• Régis Messac – Les Hypermondes

    Editions de la Fenêtre Ouverte, Issy-les-Moulineaux, 1935-1937.

    De l’auteur à propos des Hypermondes : « Ce sont les mondes hors du monde, à côté du monde, au-delà du monde, inventés, devinés ou entrevus par des hommes à la riche imagination, des poètes. Il faut pour les visiter entreprendre les voyages imaginaires, ou impossibles. »

    Premier exégète de la littérature policière et scientifique, auteur d’une thèse sur l’origine du roman policier le « Détective Novel et l’influence de la pensée scientifique », Régis Messac écrit les premiers essais littéraires sur la Science Fiction.

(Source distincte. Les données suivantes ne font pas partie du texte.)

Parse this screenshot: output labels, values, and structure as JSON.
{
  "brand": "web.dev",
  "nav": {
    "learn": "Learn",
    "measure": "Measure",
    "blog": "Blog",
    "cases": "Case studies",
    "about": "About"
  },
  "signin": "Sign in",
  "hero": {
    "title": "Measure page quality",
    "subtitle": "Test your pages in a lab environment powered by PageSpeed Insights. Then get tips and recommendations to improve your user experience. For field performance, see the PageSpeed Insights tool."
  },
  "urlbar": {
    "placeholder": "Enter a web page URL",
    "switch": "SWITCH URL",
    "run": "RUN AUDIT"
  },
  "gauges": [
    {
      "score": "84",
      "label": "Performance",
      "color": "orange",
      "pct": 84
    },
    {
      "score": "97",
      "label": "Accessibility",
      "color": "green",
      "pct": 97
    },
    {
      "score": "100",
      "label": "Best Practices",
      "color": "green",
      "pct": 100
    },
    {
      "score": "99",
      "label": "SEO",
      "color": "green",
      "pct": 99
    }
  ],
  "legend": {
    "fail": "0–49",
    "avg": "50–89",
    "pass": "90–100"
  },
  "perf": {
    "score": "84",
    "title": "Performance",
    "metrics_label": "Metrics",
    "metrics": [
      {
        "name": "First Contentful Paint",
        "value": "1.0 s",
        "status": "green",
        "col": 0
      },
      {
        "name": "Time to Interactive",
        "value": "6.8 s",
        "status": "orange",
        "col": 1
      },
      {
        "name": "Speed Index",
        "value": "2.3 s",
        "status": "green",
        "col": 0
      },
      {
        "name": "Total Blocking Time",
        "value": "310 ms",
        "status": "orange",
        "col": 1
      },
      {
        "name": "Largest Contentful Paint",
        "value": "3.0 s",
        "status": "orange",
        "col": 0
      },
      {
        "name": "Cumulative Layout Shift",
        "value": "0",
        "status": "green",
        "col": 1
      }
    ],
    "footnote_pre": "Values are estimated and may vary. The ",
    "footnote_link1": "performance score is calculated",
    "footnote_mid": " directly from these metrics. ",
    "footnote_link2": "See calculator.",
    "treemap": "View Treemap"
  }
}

    « Quinzinzinzili » (1935) est un ouvrage curieux, qui montre certaines choses devenues vraies par la suite. Messac ne pouvait prévoir toutes les subtilités diplomatiques, mais son modèle de seconde guerre mondiale était plutôt cohérent et réussi.

    « La cité des asphyxiés » (1937) est l’aventure d’un banlieusard projeté dans le futur, à plusieurs dizaines de milliers d’années, sans espoir de retour, dans un monde souterrain, un monde cruel, un monde aux mœurs stupéfiantes, un monde, somme toute, à peine plus absurde et plus dément que le monde contemporain.

    « La guerre du lierre » (1930) de David Keller (traduction de Régis Messac, 1936). Comparé en son temps à Edgar Poe, Keller se fait l’écho des choses de son temps, aborde parmi les grands problèmes de société ceux de l’affranchissement des liens familiaux, du féminisme, de la standardisation à outrance, des excès du machinisme, du conflit entre la collectivité et l’individu.

    Régis Messac, disparu pendant la guerre en 1943 et jamais retrouvé, est un auteur à (re)découvrir sans tarder, un visionnaire au même titre que Jules Verne.

    Les trois livres : indice 8/10.

    Régis Messac, professeur dans son lycée de Montpellier, 1934.